Copernicus is the new name for the European Union’s earth observation programme. The climate component, Copernicus Climate Change Service is run by European Centre for Medium-Range Weather Forecasts, operators of the world-leading global weather model that we call ECMWF. Starting in late 2014, much of the climate change program’s emphasis has been on reanalysis.



Reanalysis is the stuff of re-assimilating historical weather data into a global weather model to produce a fine-scale, time-varying representation of the system across the full length of the data record. That’s essentially just a data tracking model, but at extraordinary sophistication. ERA-Interim, published in 2009, is what ECMWF calls a fourth-generation reanalysis product. (Meteorologists have been at this thing for a while; Copernicus has now started publishing its fifth-generation product.) has this summary:

ERA-Interim was originally planned as an ‘interim’ reanalysis in preparation for the next-generation extended reanalysis to replace ERA-40. It uses a December 2006 version of the ECMWF Integrated Forecast Model (IFS Cy31r2). It originally covered dates from 1 Jan 1989 but an additional decade, from 1 January 1979, was added later. ERA-Interim is being continued in real time. The spectral resolution is T255 (about 80 km) and there are 60 vertical levels, with the model top at 0.1 hPa (about 64 km). The data assimilation is based on a 12-hourly four-dimensional variational analysis (4D-Var) with adaptive estimation of biases in satellite radiance data (VarBC). With some exceptions, ERA-Interim uses input observations prepared for ERA-40 until 2002, and data from ECMWF’s operational archive thereafter.

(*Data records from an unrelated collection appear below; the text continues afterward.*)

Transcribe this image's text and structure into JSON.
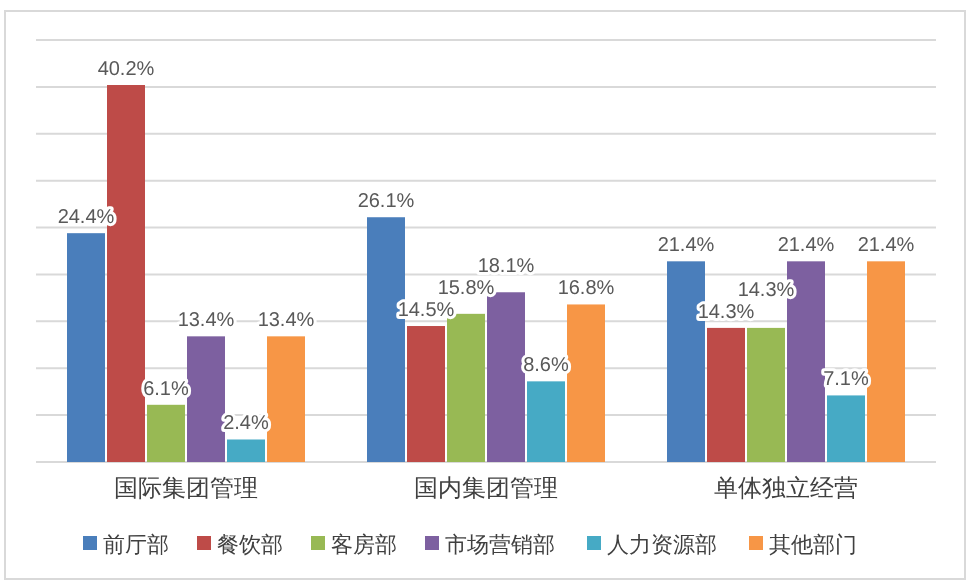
{
  "chart_data": {
    "type": "bar",
    "categories": [
      "国际集团管理",
      "国内集团管理",
      "单体独立经营"
    ],
    "series": [
      {
        "name": "前厅部",
        "color": "#4a7ebb",
        "values": [
          24.4,
          26.1,
          21.4
        ],
        "value_labels": [
          "24.4%",
          "26.1%",
          "21.4%"
        ]
      },
      {
        "name": "餐饮部",
        "color": "#be4b48",
        "values": [
          40.2,
          14.5,
          14.3
        ],
        "value_labels": [
          "40.2%",
          "14.5%",
          "14.3%"
        ]
      },
      {
        "name": "客房部",
        "color": "#98b954",
        "values": [
          6.1,
          15.8,
          14.3
        ],
        "value_labels": [
          "6.1%",
          "15.8%",
          "14.3%"
        ]
      },
      {
        "name": "市场营销部",
        "color": "#7d60a0",
        "values": [
          13.4,
          18.1,
          21.4
        ],
        "value_labels": [
          "13.4%",
          "18.1%",
          "21.4%"
        ]
      },
      {
        "name": "人力资源部",
        "color": "#46aac5",
        "values": [
          2.4,
          8.6,
          7.1
        ],
        "value_labels": [
          "2.4%",
          "8.6%",
          "7.1%"
        ]
      },
      {
        "name": "其他部门",
        "color": "#f79646",
        "values": [
          13.4,
          16.8,
          21.4
        ],
        "value_labels": [
          "13.4%",
          "16.8%",
          "21.4%"
        ]
      }
    ],
    "ylim": [
      0,
      45
    ],
    "yticks": [
      {
        "value": 0,
        "label": null
      },
      {
        "value": 5,
        "label": null
      },
      {
        "value": 10,
        "label": null
      },
      {
        "value": 15,
        "label": null
      },
      {
        "value": 20,
        "label": null
      },
      {
        "value": 25,
        "label": null
      },
      {
        "value": 30,
        "label": null
      },
      {
        "value": 35,
        "label": null
      },
      {
        "value": 40,
        "label": null
      },
      {
        "value": 45,
        "label": null
      }
    ],
    "grid": "y",
    "legend": "bottom",
    "tick_labels": "x"
  }
}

The strong advantage of reanalysis for estimating global temperature is that the answer is full-coverage; there is no need for crude or clever statistical approaches to estimating temperature change across data-poor regions. A secondary advantage is that temperatures are estimated directly as absolute values. They do not have to be estimated as differences (‘anomalies’), as they are in all of the popular instrumental series. A major disadvantage, for products as sophisticated as ERA-Interim, is that the data needs limit coverage to the satellite era — 1979 onwards.

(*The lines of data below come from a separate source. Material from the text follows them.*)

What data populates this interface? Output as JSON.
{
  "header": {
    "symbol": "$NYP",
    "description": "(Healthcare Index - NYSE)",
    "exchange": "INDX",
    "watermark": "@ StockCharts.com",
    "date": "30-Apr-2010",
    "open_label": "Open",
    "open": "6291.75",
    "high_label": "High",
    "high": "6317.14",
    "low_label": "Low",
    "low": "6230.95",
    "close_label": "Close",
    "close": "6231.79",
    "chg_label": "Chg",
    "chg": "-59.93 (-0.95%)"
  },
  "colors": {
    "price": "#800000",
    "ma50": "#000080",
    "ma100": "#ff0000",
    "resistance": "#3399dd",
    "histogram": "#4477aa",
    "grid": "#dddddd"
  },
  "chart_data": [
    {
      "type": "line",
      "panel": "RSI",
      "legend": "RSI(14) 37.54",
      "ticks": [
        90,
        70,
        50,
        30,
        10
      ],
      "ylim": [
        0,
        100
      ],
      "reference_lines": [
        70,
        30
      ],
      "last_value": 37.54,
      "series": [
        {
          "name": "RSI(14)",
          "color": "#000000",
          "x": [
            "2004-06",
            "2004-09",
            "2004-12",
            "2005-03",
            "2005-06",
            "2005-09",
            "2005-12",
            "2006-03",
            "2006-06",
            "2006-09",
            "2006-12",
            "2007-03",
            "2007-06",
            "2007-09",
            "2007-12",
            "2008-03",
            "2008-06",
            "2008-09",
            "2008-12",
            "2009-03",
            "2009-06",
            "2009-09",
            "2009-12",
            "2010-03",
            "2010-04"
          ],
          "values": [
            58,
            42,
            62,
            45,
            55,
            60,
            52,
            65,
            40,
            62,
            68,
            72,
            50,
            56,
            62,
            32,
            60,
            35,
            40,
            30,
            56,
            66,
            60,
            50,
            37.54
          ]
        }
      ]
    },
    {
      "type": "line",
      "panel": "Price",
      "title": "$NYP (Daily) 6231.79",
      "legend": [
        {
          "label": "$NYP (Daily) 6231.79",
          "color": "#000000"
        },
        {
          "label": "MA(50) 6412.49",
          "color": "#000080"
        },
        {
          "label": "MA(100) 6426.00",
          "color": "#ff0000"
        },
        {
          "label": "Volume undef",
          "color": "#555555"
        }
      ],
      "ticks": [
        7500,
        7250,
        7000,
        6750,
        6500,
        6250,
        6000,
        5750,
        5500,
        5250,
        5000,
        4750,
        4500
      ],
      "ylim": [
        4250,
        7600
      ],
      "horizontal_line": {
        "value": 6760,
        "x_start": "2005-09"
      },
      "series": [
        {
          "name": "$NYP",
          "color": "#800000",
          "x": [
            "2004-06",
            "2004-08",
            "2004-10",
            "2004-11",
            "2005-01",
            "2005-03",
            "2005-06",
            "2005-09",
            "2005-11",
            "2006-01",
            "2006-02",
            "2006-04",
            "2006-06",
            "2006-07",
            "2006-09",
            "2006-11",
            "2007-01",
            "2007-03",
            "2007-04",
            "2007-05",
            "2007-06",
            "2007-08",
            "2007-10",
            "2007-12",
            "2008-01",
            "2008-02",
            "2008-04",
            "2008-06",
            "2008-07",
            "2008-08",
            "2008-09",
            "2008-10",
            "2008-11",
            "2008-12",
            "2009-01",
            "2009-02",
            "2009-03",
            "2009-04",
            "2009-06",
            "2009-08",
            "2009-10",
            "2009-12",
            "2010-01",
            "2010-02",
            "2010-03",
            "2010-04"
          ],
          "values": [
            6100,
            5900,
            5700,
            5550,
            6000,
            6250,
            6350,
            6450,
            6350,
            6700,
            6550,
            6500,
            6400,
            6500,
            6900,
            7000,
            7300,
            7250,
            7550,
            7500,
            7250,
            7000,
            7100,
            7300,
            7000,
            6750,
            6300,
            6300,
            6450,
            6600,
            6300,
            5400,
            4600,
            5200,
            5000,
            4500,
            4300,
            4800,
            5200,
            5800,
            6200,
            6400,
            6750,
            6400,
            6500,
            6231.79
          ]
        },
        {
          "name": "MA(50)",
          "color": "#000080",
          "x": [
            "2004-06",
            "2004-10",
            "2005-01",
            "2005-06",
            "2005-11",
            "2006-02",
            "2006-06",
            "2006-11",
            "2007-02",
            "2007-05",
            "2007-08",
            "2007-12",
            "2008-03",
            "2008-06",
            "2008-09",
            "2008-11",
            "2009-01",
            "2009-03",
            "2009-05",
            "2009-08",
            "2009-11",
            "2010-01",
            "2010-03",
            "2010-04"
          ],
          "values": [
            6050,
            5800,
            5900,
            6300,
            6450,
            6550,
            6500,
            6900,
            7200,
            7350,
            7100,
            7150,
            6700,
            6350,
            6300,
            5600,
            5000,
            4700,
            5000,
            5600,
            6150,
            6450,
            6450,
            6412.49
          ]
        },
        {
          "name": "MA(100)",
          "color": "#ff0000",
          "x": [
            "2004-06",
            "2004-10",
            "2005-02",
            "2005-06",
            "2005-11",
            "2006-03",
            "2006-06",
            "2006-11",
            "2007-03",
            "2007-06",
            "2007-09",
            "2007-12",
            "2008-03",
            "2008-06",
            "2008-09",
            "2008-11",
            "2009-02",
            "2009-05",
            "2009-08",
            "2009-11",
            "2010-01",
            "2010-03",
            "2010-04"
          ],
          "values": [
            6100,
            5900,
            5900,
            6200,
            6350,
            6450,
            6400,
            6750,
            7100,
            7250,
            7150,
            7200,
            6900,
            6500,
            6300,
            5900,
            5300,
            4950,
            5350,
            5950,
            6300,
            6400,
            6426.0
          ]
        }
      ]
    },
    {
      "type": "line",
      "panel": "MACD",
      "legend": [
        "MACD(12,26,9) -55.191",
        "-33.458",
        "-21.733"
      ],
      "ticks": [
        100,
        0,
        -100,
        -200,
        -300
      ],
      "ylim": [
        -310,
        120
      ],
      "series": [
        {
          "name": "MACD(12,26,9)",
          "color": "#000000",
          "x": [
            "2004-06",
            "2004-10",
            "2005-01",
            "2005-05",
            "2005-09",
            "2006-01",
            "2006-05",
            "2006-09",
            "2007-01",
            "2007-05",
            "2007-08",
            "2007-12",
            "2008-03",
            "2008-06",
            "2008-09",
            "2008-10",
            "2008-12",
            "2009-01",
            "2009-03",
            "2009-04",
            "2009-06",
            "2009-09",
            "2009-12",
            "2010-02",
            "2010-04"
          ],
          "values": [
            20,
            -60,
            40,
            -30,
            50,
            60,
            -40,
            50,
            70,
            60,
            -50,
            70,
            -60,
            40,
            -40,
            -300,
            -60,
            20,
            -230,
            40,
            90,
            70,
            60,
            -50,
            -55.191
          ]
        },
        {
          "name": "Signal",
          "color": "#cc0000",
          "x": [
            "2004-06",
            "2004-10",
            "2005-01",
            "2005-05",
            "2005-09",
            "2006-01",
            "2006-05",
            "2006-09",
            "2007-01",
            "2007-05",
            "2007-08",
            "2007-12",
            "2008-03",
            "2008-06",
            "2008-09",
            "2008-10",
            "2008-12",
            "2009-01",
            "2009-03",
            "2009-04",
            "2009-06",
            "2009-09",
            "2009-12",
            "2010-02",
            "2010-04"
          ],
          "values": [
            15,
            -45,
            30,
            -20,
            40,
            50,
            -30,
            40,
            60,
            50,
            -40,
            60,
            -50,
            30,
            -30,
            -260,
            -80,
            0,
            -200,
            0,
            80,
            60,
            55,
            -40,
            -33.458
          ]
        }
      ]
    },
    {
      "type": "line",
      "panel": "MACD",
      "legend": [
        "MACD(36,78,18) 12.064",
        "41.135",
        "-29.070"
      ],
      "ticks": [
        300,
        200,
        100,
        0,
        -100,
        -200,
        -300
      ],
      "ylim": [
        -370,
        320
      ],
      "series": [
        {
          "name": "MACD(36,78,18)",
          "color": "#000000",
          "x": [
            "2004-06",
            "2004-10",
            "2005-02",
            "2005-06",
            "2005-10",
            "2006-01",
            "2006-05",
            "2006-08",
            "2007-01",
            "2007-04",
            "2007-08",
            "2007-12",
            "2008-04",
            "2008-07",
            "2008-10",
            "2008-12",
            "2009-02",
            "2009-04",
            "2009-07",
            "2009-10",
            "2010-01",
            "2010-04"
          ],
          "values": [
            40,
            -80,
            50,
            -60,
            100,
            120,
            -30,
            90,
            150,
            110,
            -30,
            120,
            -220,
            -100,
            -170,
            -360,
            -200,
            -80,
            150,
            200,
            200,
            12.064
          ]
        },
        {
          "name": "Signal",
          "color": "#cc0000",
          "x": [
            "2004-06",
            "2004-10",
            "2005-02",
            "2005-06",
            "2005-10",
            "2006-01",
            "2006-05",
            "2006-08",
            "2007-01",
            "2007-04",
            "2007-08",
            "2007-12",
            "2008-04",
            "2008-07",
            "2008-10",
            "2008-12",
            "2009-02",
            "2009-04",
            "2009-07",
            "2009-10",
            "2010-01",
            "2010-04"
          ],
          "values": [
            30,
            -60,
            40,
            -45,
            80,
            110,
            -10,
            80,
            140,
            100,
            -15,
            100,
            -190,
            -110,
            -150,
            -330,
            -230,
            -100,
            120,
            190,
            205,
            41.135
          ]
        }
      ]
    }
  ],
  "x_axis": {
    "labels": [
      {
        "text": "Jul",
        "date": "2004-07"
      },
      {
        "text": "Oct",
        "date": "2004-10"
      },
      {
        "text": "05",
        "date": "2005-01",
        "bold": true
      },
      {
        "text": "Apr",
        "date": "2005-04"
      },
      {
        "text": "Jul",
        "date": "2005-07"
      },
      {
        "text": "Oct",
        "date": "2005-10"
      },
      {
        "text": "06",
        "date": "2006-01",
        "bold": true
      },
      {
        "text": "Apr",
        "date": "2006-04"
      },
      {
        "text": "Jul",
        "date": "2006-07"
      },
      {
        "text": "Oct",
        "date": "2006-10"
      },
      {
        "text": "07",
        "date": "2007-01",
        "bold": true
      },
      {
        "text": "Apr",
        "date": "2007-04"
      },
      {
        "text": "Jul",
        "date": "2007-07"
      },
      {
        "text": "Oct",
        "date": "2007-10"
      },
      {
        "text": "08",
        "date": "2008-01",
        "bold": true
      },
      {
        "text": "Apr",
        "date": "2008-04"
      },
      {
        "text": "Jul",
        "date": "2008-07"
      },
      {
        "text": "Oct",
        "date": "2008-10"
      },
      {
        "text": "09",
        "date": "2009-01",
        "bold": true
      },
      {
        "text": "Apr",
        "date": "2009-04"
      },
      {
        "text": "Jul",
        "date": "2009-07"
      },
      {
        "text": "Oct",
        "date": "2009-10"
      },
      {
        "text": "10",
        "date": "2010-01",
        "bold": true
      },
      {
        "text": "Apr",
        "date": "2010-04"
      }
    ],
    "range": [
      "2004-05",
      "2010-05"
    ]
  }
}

The ‘Copernicus ERA-Interim’ published surface temperature field (and its regional and global averages) is not just the 2 m temperature from all the ECMWF runs; there is adjustment for sea surface temperature and sea ice coverage biases.



The published Copernicus global monthly temperature time series is expressed as anomalies relative to the 1981-2010 baseline, as are several others that I plot. Others use 1961-1990 (HadCRUT), 1951-1980 (GISTEMP), 1971-2000 (NOAA, JMA), etc etc. To rationalise and simplify rebasing for plotting I’ve now adopted the following:

  1. If a series is not stated to be 1981-2010 based, it is rebased to that using the difference between the (generally 30-year) all-months mean across its baseline and its all-months mean across 1981-2010. (Rebasing is annual not separately by months, and is intrinsic — it does not depend at all on other series.)
  2. All of the anomaly series are then rebased from 1981-2010 to ‘pre-industrial’ by adding a uniform 0.7 °C, following the plotting approach Copernicus itself has now adopted, for which they cite support from Hawkins et al 2017.

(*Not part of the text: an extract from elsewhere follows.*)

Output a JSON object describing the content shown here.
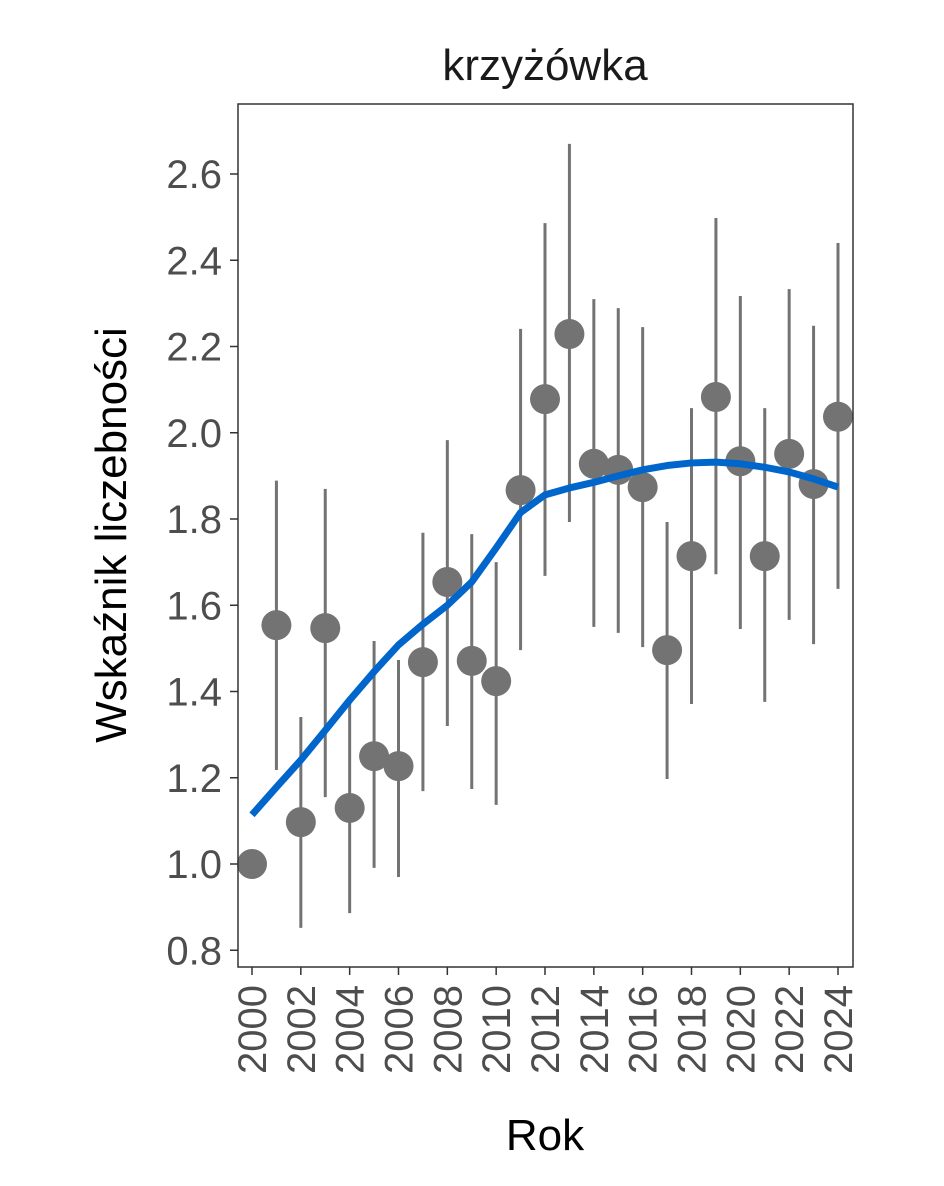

I have written before that reanalysis offers potentially the best estimates of global temperature. The new Copernicus series may well be that — for the satellite era. But in the overall scheme of things all of these estimation approaches give the same dreadful answer:

Simplistic global temperature extrapolations



  1. Hawkins, Ed, Pablo Ortega, Emma Suckling, Andrew Schurer, Gabi Hegerl, Phil Jones, Manoj Joshi et al. “Estimating changes in global temperature since the pre-industrial period.” Bulletin of the American Meteorological Society 2017 (2017).

2 comments to Adding Copernicus

  • You know this, I know this and most sensible educated people in the world know this. Somehow we have to band together to get the numskulls amongst our political power class to find a way to take appropriate action. Kill coal and petroleum products as energy sources. Combined with world population increase even if the average mineral energy use per person remain constant, which it is not as more and more people want to live like us, we are turning this planet into a shit planet in the space of a few hundred years after hundreds of thousands of years or even millions of years of human existence. We must be cleverer than this.